Some Lion vulnerabilities are carry-overs from Snow Leopard, like the "Mac Defender" class of scareware that first surfaced in May.

Another newly identified OS X threat is Olyx backdoor, which appears to be a variant of Microsoft Windows-targeting malware that is simply been tweaked to go after Macs.

Researchers say the remote-controlled Trojan application resembles 2009's GhostNet malware, a threat to Windows-based PCs. And as with the various strains of Mac Defender, some of the most knowledgeable and quickest responses to this latest backdoor threat are coming from Apple's longtime rival Microsoft.

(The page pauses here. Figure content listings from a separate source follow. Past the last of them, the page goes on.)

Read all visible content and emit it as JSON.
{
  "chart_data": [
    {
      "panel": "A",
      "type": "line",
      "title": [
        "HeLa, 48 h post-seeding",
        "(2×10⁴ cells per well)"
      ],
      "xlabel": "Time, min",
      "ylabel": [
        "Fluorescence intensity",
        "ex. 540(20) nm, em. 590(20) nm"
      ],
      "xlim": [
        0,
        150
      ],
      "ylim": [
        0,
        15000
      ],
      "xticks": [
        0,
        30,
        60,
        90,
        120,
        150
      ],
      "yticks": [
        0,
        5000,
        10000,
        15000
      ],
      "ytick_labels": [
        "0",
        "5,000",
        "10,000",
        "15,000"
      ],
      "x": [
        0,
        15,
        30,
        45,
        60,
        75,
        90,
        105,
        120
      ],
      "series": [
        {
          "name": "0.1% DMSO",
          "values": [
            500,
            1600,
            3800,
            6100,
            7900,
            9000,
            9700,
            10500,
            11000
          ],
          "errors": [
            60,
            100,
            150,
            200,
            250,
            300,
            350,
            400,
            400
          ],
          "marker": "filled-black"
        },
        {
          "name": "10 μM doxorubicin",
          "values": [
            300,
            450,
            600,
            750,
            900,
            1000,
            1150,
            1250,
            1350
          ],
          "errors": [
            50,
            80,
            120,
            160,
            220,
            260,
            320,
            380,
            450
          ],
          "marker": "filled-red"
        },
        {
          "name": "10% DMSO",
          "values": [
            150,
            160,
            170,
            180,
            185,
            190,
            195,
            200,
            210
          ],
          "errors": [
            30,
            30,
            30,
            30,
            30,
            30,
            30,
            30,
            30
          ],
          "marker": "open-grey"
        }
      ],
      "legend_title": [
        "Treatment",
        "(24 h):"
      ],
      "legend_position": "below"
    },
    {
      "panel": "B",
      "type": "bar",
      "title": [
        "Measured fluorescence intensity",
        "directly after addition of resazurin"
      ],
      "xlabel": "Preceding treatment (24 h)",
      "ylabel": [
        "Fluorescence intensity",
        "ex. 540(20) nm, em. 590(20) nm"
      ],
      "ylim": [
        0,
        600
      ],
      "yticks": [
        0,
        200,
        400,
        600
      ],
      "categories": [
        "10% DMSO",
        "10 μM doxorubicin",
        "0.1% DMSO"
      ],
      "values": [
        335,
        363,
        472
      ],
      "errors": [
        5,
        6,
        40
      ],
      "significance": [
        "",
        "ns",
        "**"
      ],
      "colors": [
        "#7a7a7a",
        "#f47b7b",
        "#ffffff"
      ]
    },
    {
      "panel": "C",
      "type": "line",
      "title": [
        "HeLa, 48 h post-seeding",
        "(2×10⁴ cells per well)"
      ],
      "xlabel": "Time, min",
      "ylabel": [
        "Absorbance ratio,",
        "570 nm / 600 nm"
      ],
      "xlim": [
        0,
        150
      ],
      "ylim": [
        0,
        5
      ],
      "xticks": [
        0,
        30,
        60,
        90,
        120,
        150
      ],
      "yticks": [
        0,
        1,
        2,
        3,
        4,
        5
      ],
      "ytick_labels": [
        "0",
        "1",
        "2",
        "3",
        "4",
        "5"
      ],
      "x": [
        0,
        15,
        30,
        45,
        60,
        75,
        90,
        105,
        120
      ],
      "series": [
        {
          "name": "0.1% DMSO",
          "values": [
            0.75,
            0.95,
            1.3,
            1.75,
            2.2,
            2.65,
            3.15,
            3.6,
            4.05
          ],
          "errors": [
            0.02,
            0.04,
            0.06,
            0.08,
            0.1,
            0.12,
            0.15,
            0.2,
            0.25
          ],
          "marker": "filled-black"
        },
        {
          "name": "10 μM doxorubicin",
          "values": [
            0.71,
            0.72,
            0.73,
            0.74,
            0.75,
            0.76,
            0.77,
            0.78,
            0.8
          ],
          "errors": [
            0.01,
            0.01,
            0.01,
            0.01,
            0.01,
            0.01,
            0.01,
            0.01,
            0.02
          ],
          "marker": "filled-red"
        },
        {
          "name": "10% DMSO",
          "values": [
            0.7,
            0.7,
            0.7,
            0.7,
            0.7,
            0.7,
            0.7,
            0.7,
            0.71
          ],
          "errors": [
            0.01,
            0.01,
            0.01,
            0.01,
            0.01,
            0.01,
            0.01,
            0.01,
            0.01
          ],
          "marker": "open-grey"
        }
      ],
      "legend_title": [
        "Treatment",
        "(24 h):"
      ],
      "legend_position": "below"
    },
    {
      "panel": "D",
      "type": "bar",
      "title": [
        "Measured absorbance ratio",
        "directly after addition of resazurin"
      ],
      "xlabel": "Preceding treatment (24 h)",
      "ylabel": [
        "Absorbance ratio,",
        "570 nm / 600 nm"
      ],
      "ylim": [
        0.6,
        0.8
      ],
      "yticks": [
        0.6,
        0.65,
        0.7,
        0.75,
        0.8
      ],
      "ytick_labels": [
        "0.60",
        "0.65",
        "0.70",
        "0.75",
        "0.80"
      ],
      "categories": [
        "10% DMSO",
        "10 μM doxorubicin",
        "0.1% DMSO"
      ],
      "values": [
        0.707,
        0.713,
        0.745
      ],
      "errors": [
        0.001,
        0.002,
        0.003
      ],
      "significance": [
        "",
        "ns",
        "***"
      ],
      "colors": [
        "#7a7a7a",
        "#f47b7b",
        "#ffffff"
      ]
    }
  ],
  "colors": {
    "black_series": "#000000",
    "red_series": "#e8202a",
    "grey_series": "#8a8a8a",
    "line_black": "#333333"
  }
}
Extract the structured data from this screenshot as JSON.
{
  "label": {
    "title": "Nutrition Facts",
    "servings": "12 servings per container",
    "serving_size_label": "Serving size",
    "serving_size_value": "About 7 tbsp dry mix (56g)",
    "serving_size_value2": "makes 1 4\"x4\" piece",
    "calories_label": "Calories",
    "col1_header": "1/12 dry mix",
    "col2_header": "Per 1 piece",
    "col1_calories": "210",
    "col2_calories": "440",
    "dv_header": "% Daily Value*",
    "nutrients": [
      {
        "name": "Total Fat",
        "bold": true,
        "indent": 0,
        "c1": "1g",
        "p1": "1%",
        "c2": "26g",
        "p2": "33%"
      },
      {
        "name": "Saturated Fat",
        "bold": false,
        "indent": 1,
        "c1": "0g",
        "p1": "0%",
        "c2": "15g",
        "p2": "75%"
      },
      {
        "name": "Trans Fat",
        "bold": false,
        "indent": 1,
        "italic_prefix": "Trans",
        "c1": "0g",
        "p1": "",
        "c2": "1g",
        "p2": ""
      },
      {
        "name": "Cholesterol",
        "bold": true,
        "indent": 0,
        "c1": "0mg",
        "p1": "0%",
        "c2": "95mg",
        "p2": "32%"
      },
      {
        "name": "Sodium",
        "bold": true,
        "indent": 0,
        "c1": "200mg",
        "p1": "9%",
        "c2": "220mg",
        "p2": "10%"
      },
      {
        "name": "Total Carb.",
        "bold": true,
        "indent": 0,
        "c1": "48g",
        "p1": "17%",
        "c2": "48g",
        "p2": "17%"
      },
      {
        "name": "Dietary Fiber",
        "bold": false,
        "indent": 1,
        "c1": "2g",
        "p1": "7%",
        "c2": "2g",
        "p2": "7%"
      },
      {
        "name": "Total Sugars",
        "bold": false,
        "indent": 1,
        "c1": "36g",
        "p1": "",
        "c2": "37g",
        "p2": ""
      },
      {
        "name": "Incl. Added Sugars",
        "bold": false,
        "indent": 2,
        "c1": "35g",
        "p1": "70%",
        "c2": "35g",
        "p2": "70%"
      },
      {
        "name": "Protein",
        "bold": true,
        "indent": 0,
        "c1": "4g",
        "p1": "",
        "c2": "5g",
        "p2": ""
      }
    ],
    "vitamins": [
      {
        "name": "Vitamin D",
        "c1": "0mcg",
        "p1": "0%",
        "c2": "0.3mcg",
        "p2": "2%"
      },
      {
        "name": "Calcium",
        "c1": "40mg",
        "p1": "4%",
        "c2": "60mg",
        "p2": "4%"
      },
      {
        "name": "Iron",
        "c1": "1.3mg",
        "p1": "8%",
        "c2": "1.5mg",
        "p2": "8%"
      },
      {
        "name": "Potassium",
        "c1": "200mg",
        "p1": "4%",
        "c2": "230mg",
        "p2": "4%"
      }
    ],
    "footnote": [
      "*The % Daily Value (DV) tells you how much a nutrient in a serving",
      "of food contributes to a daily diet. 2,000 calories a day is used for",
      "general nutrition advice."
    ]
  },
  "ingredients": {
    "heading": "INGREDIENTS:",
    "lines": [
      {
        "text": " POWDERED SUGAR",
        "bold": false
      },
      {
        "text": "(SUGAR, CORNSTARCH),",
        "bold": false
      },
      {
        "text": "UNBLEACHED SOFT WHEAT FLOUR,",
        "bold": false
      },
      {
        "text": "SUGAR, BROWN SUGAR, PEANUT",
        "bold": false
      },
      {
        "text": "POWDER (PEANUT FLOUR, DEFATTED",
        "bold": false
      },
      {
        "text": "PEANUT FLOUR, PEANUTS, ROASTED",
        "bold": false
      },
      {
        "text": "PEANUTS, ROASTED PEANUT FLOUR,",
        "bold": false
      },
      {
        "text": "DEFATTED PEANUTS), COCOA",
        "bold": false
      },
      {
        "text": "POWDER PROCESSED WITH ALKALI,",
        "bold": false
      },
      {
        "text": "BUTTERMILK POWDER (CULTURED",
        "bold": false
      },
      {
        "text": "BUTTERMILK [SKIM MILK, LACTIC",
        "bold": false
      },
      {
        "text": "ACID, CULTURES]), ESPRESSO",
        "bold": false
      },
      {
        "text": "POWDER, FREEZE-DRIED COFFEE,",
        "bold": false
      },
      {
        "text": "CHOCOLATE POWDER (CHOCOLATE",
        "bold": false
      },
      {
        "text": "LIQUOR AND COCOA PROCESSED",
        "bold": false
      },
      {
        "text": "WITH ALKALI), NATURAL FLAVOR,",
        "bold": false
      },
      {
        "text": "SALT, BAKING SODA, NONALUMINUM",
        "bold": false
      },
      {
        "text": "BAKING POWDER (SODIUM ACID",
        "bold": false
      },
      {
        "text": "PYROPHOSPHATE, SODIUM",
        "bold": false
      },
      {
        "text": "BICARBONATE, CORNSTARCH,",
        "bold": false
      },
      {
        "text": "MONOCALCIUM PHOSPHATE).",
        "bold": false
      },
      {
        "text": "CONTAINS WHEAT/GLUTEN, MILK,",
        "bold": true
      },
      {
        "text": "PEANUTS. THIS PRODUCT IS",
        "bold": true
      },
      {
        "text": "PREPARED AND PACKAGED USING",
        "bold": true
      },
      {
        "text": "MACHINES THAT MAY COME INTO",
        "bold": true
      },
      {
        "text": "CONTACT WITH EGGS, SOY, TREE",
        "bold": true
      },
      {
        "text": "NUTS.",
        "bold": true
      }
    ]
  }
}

Another threat to Lion is a vulnerability that enables passwords to be recovered from Macs via Firewire's use of Direct Memory Access (DMA). Another is a laptop battery chip vulnerability that doesn't appear to have been addressed in any OS X 10.7 updates as of yet. Security researcher Charles Miller of Accuvant Labs says this vulnerability can be exploited to "brick" batteries in several Apple laptops.

Apple's success at gaining market share for OS X has clearly not come without a cost-whereas malware developers generally ignored Macs when they made up a fraction of the market, now they have every reason to target Apple.